Even after eliminating punitive damages from this equation, the Court found that “if a plaintiff is able to prove a breach of contract but can show no damages flowing from the breach, the plaintiff is nonetheless entitled to recover nominal damages.” This makes summary judgment generally improper if sought solely on the basis that no damages can be proved. “Therefore, even without compensatory damages, an insurer can be liable for nominal damages for violating its contractual duty of good faith by failing to settle,” and summary judgment was properly denied on that ground as to the breach of contract claim.

On the statutory bad faith claim, the Third Circuit treaded onto the ground of whether bad faith claims can still exist when there is no contractual payment obligation remaining.

[Note: There are two general circumstances when this can occur. First, when the insurer eventually provides a benefit due, but has delayed in doing so in bad faith; second, when the insurer owes no benefit, e.g., because coverage is excluded, but has allegedly acted in bad faith in the manner it went about denying coverage. We have previously raised the issue of whether section 8371 was designed to provide a remedy in the second scenario. In this case the Third Circuit, as discussed below, appears to be focusing on the possibility that the insurer has unduly and in bad faith delayed in providing a benefit due, and that if there were no bad faith claim available in such circumstances, then a statutory goal of deterring intentional delays in providing reasonably known benefits due would fail.]

The Court cited the Superior Court’s Berg decision for the proposition that 42 Pa.C.S. § 8371 “sets forth no . . . requirement to be entitled to damages for the insurer’s bad faith,” and that “the focus in section 8371 claims cannot be on whether the insurer ultimately fulfilled its policy obligations, since if that were the case then insurers could act in bad faith throughout the entire pendency of the claim process, but avoid any liability under section 8371 by paying the claim at the end. . . . [T]he issue in connection with section 8371 claims is the manner in which insurers discharge their duties of good faith and fair dealing during the pendency of an insurance claim, not whether the claim is eventually paid.” (Emphasis in original)

Thus, “the policy behind section 8371—deterring insurance companies from engaging in bad faith practices—is furthered by allowing a statutory bad faith claim to proceed even where the insured has alleged no compensatory damages resulting from that conduct.” Under these principles, “removal of the … punitive damages award as damages in this suit has no bearing on the damages that can be awarded under the statutory bad faith claim.”

The Court then provided a footnote to further explain its position:

Recovery on [the] breach of contract claim and [the] statutory bad faith claim are entirely independent of one another.

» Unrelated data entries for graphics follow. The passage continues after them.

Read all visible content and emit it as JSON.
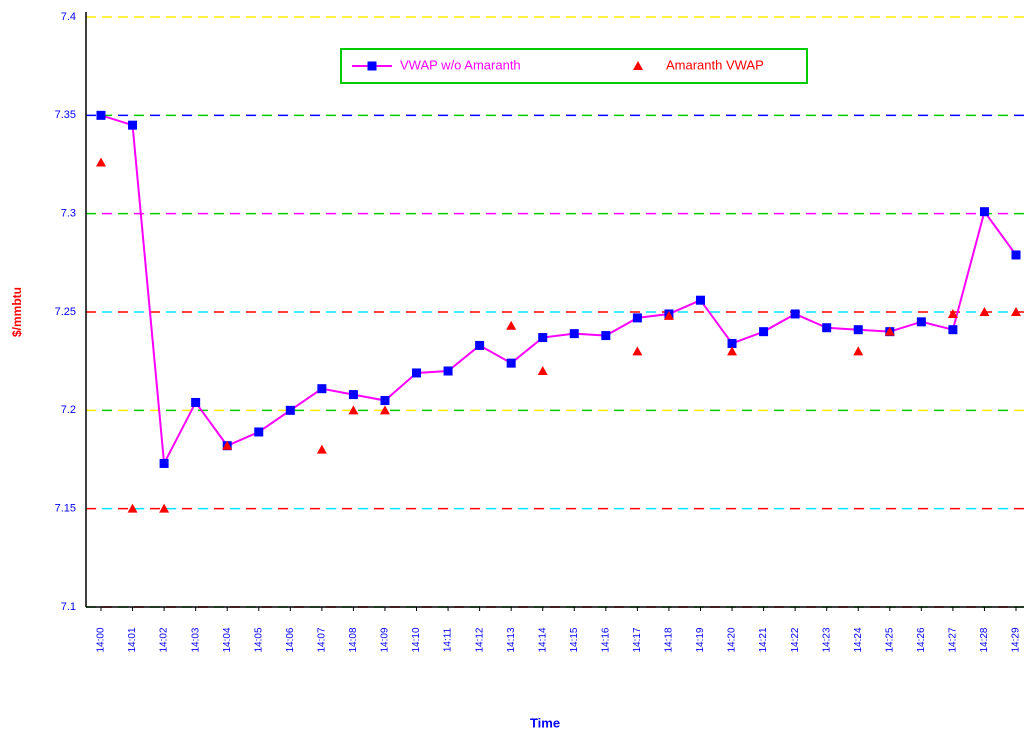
{
  "chart_data": {
    "type": "line",
    "x_label": "Time",
    "y_label": "$/mmbtu",
    "categories": [
      "14:00",
      "14:01",
      "14:02",
      "14:03",
      "14:04",
      "14:05",
      "14:06",
      "14:07",
      "14:08",
      "14:09",
      "14:10",
      "14:11",
      "14:12",
      "14:13",
      "14:14",
      "14:15",
      "14:16",
      "14:17",
      "14:18",
      "14:19",
      "14:20",
      "14:21",
      "14:22",
      "14:23",
      "14:24",
      "14:25",
      "14:26",
      "14:27",
      "14:28",
      "14:29"
    ],
    "series": [
      {
        "name": "VWAP w/o Amaranth",
        "color": "#ff00ff",
        "line_color_alt": "#00e5ff",
        "marker": "square",
        "marker_color": "#0000ff",
        "line": true,
        "values": [
          7.35,
          7.345,
          7.173,
          7.204,
          7.182,
          7.189,
          7.2,
          7.211,
          7.208,
          7.205,
          7.219,
          7.22,
          7.233,
          7.224,
          7.237,
          7.239,
          7.238,
          7.247,
          7.249,
          7.256,
          7.234,
          7.24,
          7.249,
          7.242,
          7.241,
          7.24,
          7.245,
          7.241,
          7.301,
          7.279
        ]
      },
      {
        "name": "Amaranth VWAP",
        "color": "#ff0000",
        "marker": "triangle",
        "marker_color": "#ff0000",
        "line": false,
        "values": [
          7.326,
          7.15,
          7.15,
          null,
          7.182,
          null,
          null,
          7.18,
          7.2,
          7.2,
          null,
          null,
          null,
          7.243,
          7.22,
          null,
          null,
          7.23,
          7.248,
          null,
          7.23,
          null,
          null,
          null,
          7.23,
          7.24,
          null,
          7.249,
          7.25,
          7.25
        ]
      }
    ],
    "ylim": [
      7.1,
      7.4
    ],
    "yticks": [
      7.1,
      7.15,
      7.2,
      7.25,
      7.3,
      7.35,
      7.4
    ],
    "grid": true,
    "grid_colors": [
      [
        "#00cc00",
        "#ff0000"
      ],
      [
        "#ff0000",
        "#00e5ff"
      ],
      [
        "#ffee00",
        "#00cc00"
      ],
      [
        "#ff0000",
        "#00e5ff"
      ],
      [
        "#00cc00",
        "#ff00ff"
      ],
      [
        "#0000ff",
        "#00cc00"
      ],
      [
        "#ffee00",
        "#ffee00"
      ]
    ],
    "legend": "top"
  }
}
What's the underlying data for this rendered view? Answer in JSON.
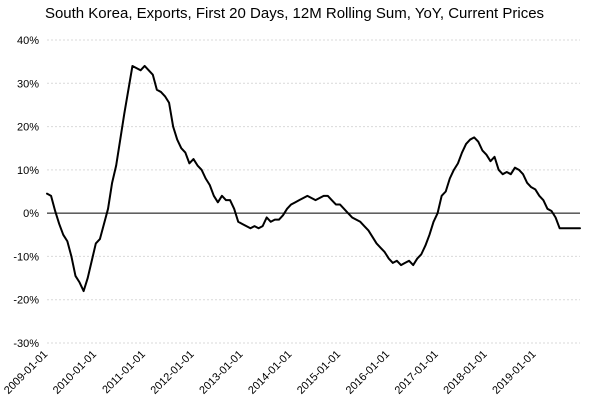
{
  "chart_data": {
    "type": "line",
    "title": "South Korea, Exports, First 20 Days, 12M Rolling Sum, YoY, Current Prices",
    "xlabel": "",
    "ylabel": "",
    "ylim": [
      -30,
      40
    ],
    "ytick_values": [
      -30,
      -20,
      -10,
      0,
      10,
      20,
      30,
      40
    ],
    "ytick_labels": [
      "-30%",
      "-20%",
      "-10%",
      "0%",
      "10%",
      "20%",
      "30%",
      "40%"
    ],
    "xtick_labels": [
      "2009-01-01",
      "2010-01-01",
      "2011-01-01",
      "2012-01-01",
      "2013-01-01",
      "2014-01-01",
      "2015-01-01",
      "2016-01-01",
      "2017-01-01",
      "2018-01-01",
      "2019-01-01"
    ],
    "xlim": [
      "2009-01-01",
      "2019-12-01"
    ],
    "grid": "horizontal",
    "legend": "none",
    "line_color": "#000000",
    "series": [
      {
        "x": [
          "2009-01",
          "2009-02",
          "2009-03",
          "2009-04",
          "2009-05",
          "2009-06",
          "2009-07",
          "2009-08",
          "2009-09",
          "2009-10",
          "2009-11",
          "2009-12",
          "2010-01",
          "2010-02",
          "2010-03",
          "2010-04",
          "2010-05",
          "2010-06",
          "2010-07",
          "2010-08",
          "2010-09",
          "2010-10",
          "2010-11",
          "2010-12",
          "2011-01",
          "2011-02",
          "2011-03",
          "2011-04",
          "2011-05",
          "2011-06",
          "2011-07",
          "2011-08",
          "2011-09",
          "2011-10",
          "2011-11",
          "2011-12",
          "2012-01",
          "2012-02",
          "2012-03",
          "2012-04",
          "2012-05",
          "2012-06",
          "2012-07",
          "2012-08",
          "2012-09",
          "2012-10",
          "2012-11",
          "2012-12",
          "2013-01",
          "2013-02",
          "2013-03",
          "2013-04",
          "2013-05",
          "2013-06",
          "2013-07",
          "2013-08",
          "2013-09",
          "2013-10",
          "2013-11",
          "2013-12",
          "2014-01",
          "2014-02",
          "2014-03",
          "2014-04",
          "2014-05",
          "2014-06",
          "2014-07",
          "2014-08",
          "2014-09",
          "2014-10",
          "2014-11",
          "2014-12",
          "2015-01",
          "2015-02",
          "2015-03",
          "2015-04",
          "2015-05",
          "2015-06",
          "2015-07",
          "2015-08",
          "2015-09",
          "2015-10",
          "2015-11",
          "2015-12",
          "2016-01",
          "2016-02",
          "2016-03",
          "2016-04",
          "2016-05",
          "2016-06",
          "2016-07",
          "2016-08",
          "2016-09",
          "2016-10",
          "2016-11",
          "2016-12",
          "2017-01",
          "2017-02",
          "2017-03",
          "2017-04",
          "2017-05",
          "2017-06",
          "2017-07",
          "2017-08",
          "2017-09",
          "2017-10",
          "2017-11",
          "2017-12",
          "2018-01",
          "2018-02",
          "2018-03",
          "2018-04",
          "2018-05",
          "2018-06",
          "2018-07",
          "2018-08",
          "2018-09",
          "2018-10",
          "2018-11",
          "2018-12",
          "2019-01",
          "2019-02",
          "2019-03",
          "2019-04",
          "2019-05",
          "2019-06",
          "2019-07",
          "2019-08",
          "2019-09",
          "2019-10",
          "2019-11",
          "2019-12"
        ],
        "values": [
          4.5,
          4.0,
          0.5,
          -2.5,
          -5.0,
          -6.5,
          -10.0,
          -14.5,
          -16.0,
          -18.0,
          -15.0,
          -11.0,
          -7.0,
          -6.0,
          -2.5,
          1.0,
          7.0,
          11.0,
          17.0,
          23.0,
          28.5,
          34.0,
          33.5,
          33.0,
          34.0,
          33.0,
          32.0,
          28.5,
          28.0,
          27.0,
          25.5,
          20.0,
          17.0,
          15.0,
          14.0,
          11.5,
          12.5,
          11.0,
          10.0,
          8.0,
          6.5,
          4.0,
          2.5,
          4.0,
          3.0,
          3.0,
          1.0,
          -2.0,
          -2.5,
          -3.0,
          -3.5,
          -3.0,
          -3.5,
          -3.0,
          -1.0,
          -2.0,
          -1.5,
          -1.5,
          -0.5,
          1.0,
          2.0,
          2.5,
          3.0,
          3.5,
          4.0,
          3.5,
          3.0,
          3.5,
          4.0,
          4.0,
          3.0,
          2.0,
          2.0,
          1.0,
          0.0,
          -1.0,
          -1.5,
          -2.0,
          -3.0,
          -4.0,
          -5.5,
          -7.0,
          -8.0,
          -9.0,
          -10.5,
          -11.5,
          -11.0,
          -12.0,
          -11.5,
          -11.0,
          -12.0,
          -10.5,
          -9.5,
          -7.5,
          -5.0,
          -2.0,
          0.0,
          4.0,
          5.0,
          8.0,
          10.0,
          11.5,
          14.0,
          16.0,
          17.0,
          17.5,
          16.5,
          14.5,
          13.5,
          12.0,
          13.0,
          10.0,
          9.0,
          9.5,
          9.0,
          10.5,
          10.0,
          9.0,
          7.0,
          6.0,
          5.5,
          4.0,
          3.0,
          1.0,
          0.5,
          -1.0,
          -3.5,
          -3.5,
          -3.5,
          -3.5,
          -3.5,
          -3.5
        ]
      }
    ]
  }
}
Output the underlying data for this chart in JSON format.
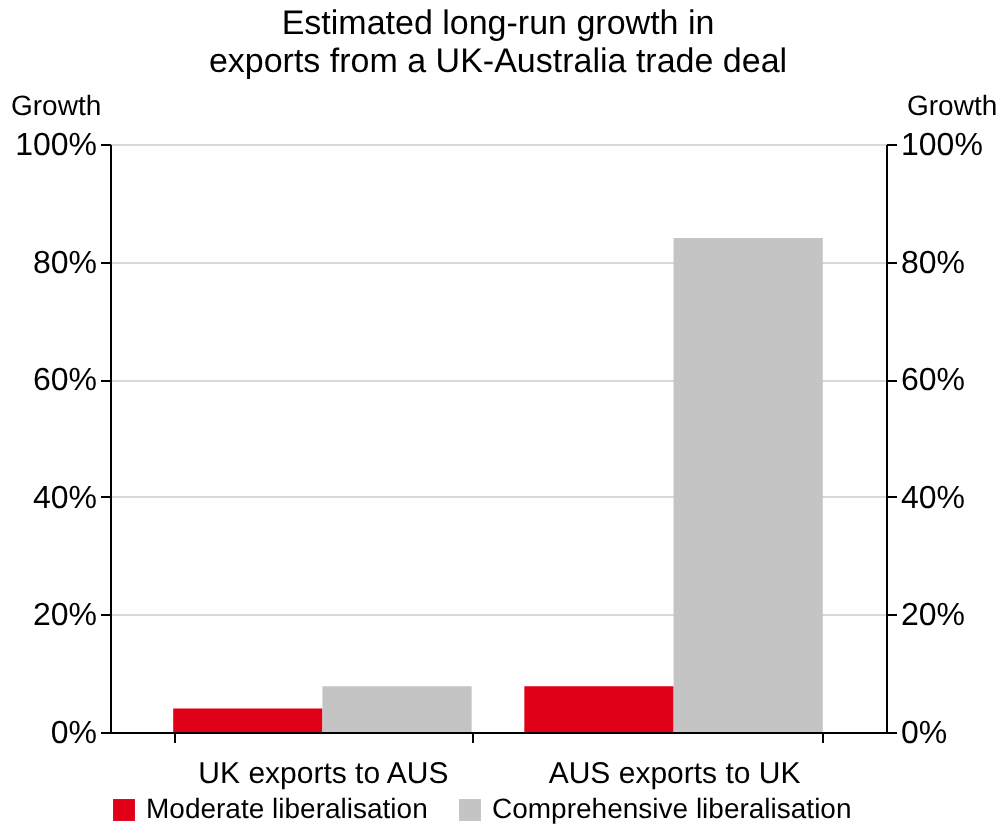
{
  "chart_data": {
    "type": "bar",
    "title": "Estimated  long-run growth in\nexports from a UK-Australia trade deal",
    "ylabel": "Growth",
    "y2label": "Growth",
    "categories": [
      "UK exports to AUS",
      "AUS exports to UK"
    ],
    "series": [
      {
        "name": "Moderate liberalisation",
        "color": "#e00017",
        "values": [
          4.0,
          7.8
        ]
      },
      {
        "name": "Comprehensive liberalisation",
        "color": "#c4c4c4",
        "values": [
          7.8,
          84.0
        ]
      }
    ],
    "ylim": [
      0,
      100
    ],
    "yticks": [
      {
        "value": 0,
        "label": "0%"
      },
      {
        "value": 20,
        "label": "20%"
      },
      {
        "value": 40,
        "label": "40%"
      },
      {
        "value": 60,
        "label": "60%"
      },
      {
        "value": 80,
        "label": "80%"
      },
      {
        "value": 100,
        "label": "100%"
      }
    ],
    "y2lim": [
      0,
      100
    ],
    "y2ticks": [
      {
        "value": 0,
        "label": "0%"
      },
      {
        "value": 20,
        "label": "20%"
      },
      {
        "value": 40,
        "label": "40%"
      },
      {
        "value": 60,
        "label": "60%"
      },
      {
        "value": 80,
        "label": "80%"
      },
      {
        "value": 100,
        "label": "100%"
      }
    ],
    "grid": "y",
    "legend": "bottom"
  }
}
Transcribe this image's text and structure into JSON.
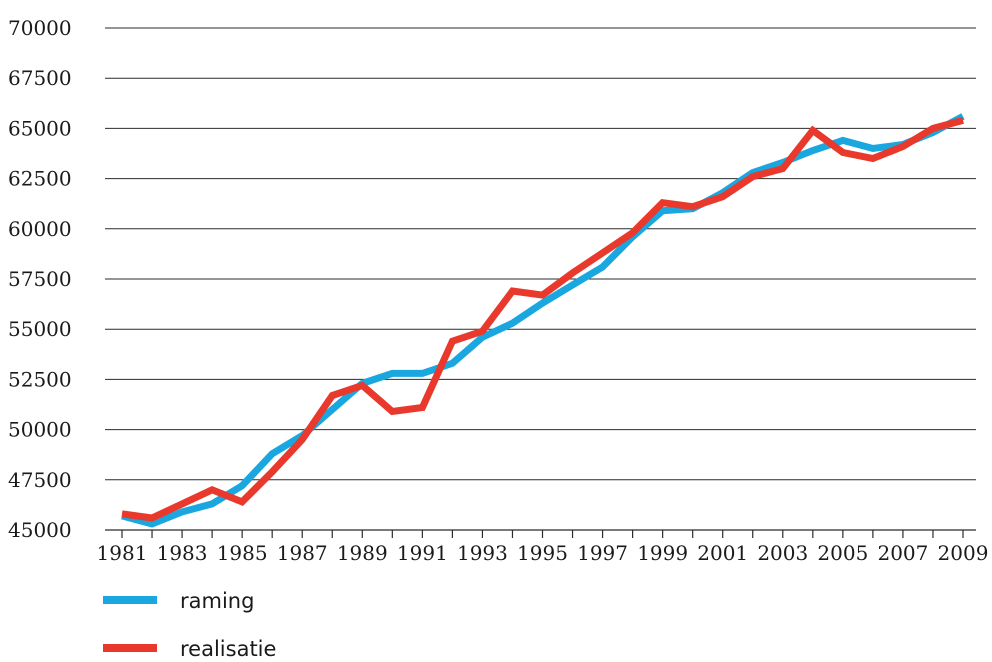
{
  "chart_data": {
    "type": "line",
    "title": "",
    "xlabel": "",
    "ylabel": "",
    "ylim": [
      45000,
      70000
    ],
    "yticks": [
      45000,
      47500,
      50000,
      52500,
      55000,
      57500,
      60000,
      62500,
      65000,
      67500,
      70000
    ],
    "ytick_labels": [
      "45000",
      "47500",
      "50000",
      "52500",
      "55000",
      "57500",
      "60000",
      "62500",
      "65000",
      "67500",
      "70000"
    ],
    "xlim": [
      1981,
      2009
    ],
    "xticks": [
      1981,
      1983,
      1985,
      1987,
      1989,
      1991,
      1993,
      1995,
      1997,
      1999,
      2001,
      2003,
      2005,
      2007,
      2009
    ],
    "xtick_labels": [
      "1981",
      "1983",
      "1985",
      "1987",
      "1989",
      "1991",
      "1993",
      "1995",
      "1997",
      "1999",
      "2001",
      "2003",
      "2005",
      "2007",
      "2009"
    ],
    "grid": "horizontal",
    "legend_position": "bottom-left",
    "x": [
      1981,
      1982,
      1983,
      1984,
      1985,
      1986,
      1987,
      1988,
      1989,
      1990,
      1991,
      1992,
      1993,
      1994,
      1995,
      1996,
      1997,
      1998,
      1999,
      2000,
      2001,
      2002,
      2003,
      2004,
      2005,
      2006,
      2007,
      2008,
      2009
    ],
    "series": [
      {
        "name": "raming",
        "color": "#1aa7e0",
        "values": [
          45700,
          45300,
          45900,
          46300,
          47200,
          48800,
          49700,
          51000,
          52300,
          52800,
          52800,
          53300,
          54600,
          55300,
          56300,
          57200,
          58100,
          59600,
          60900,
          61000,
          61800,
          62800,
          63300,
          63900,
          64400,
          64000,
          64200,
          64800,
          65600
        ]
      },
      {
        "name": "realisatie",
        "color": "#e8392c",
        "values": [
          45800,
          45600,
          46300,
          47000,
          46400,
          47900,
          49500,
          51700,
          52200,
          50900,
          51100,
          54400,
          54900,
          56900,
          56700,
          57800,
          58800,
          59800,
          61300,
          61100,
          61600,
          62600,
          63000,
          64900,
          63800,
          63500,
          64100,
          65000,
          65400
        ]
      }
    ]
  }
}
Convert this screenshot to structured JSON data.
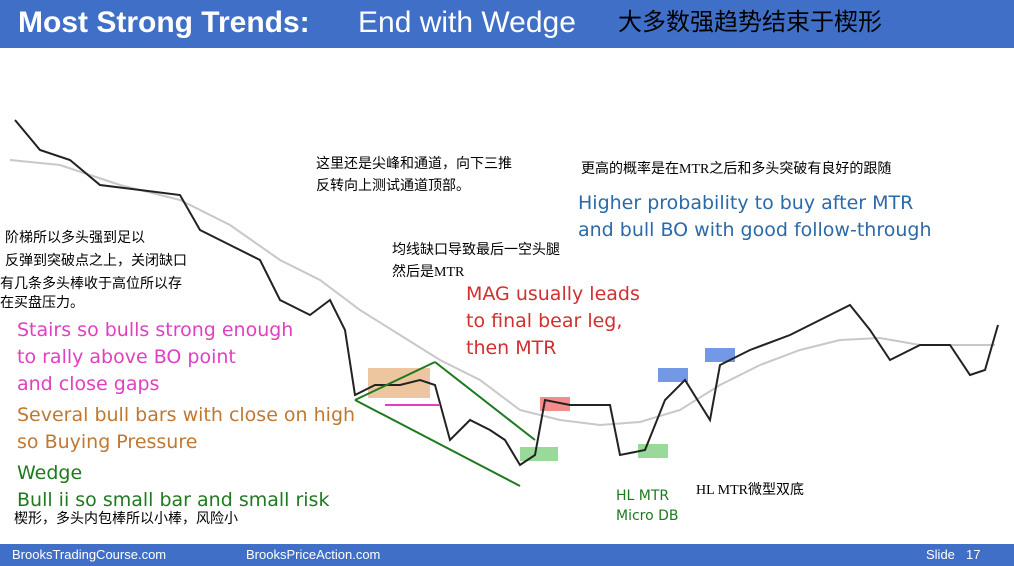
{
  "header": {
    "title_bold": "Most Strong Trends:",
    "title_rest": "End with Wedge",
    "subtitle_cn": "大多数强趋势结束于楔形"
  },
  "annotations": [
    {
      "lines": [
        "阶梯所以多头强到足以",
        "反弹到突破点之上，关闭缺口"
      ]
    },
    {
      "lines": [
        "有几条多头棒收于高位所以存",
        "在买盘压力。"
      ]
    },
    {
      "lines": [
        "Stairs so bulls strong enough",
        "to rally above BO point",
        "and close gaps"
      ]
    },
    {
      "lines": [
        "Several bull bars with close on high",
        "so Buying Pressure"
      ]
    },
    {
      "lines": [
        "Wedge",
        "Bull ii so small bar and small risk"
      ]
    },
    {
      "lines": [
        "楔形，多头内包棒所以小棒，风险小"
      ]
    },
    {
      "lines": [
        "这里还是尖峰和通道，向下三推",
        "反转向上测试通道顶部。"
      ]
    },
    {
      "lines": [
        "均线缺口导致最后一空头腿",
        "然后是MTR"
      ]
    },
    {
      "lines": [
        "MAG usually leads",
        "to final bear leg,",
        "then MTR"
      ]
    },
    {
      "lines": [
        "更高的概率是在MTR之后和多头突破有良好的跟随"
      ]
    },
    {
      "lines": [
        "Higher probability to buy after MTR",
        "and bull BO with good follow-through"
      ]
    },
    {
      "lines": [
        "HL MTR",
        "Micro DB"
      ]
    },
    {
      "lines": [
        "HL MTR微型双底"
      ]
    }
  ],
  "footer": {
    "left": "BrooksTradingCourse.com",
    "middle": "BrooksPriceAction.com",
    "slide_label": "Slide",
    "slide_number": "17"
  }
}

Section 8371 allows punitive damages awards even without any other successful claim. … (“[Because] claims under section 8371 are separate and distinct causes of action and as the language of section 8371 does not indicate that success on the contract claim is a prerequisite to success on the bad faith claim, . . . an insured’s claim for bad faith brought pursuant to section 8371 is independent of the resolution of the underlying contract claim.”)…. Furthermore, [the] claim under section 8371 does not affect [the insured’s] ability to obtain compensatory damages, if they exist, under a breach of contract claim. “The statute does not prohibit the   award of compensatory damages. It merely provides an additional remedy and authorizes the award of additional damages.  ….

The Court further observed that compensatory damages are not required to succeed on a statutory bad faith claim, which only permits recovery of punitive damages, interest, and costs.

In sum, the Court denied summary judgment on the statutory bad faith claim because the inability to collect punitive damages as compensatory damages, standing alone, does not preclude recovery on the bad faith claim.

Date of Decision: June 12, 2015

Wolfe v. Allstate Prop. & Cas. Ins. Co., No. 12-4450, 2015 U.S. App. LEXIS 9876 (3d Cir. June 12, 2015) (Rendell, Jordan, Lipez, JJ.)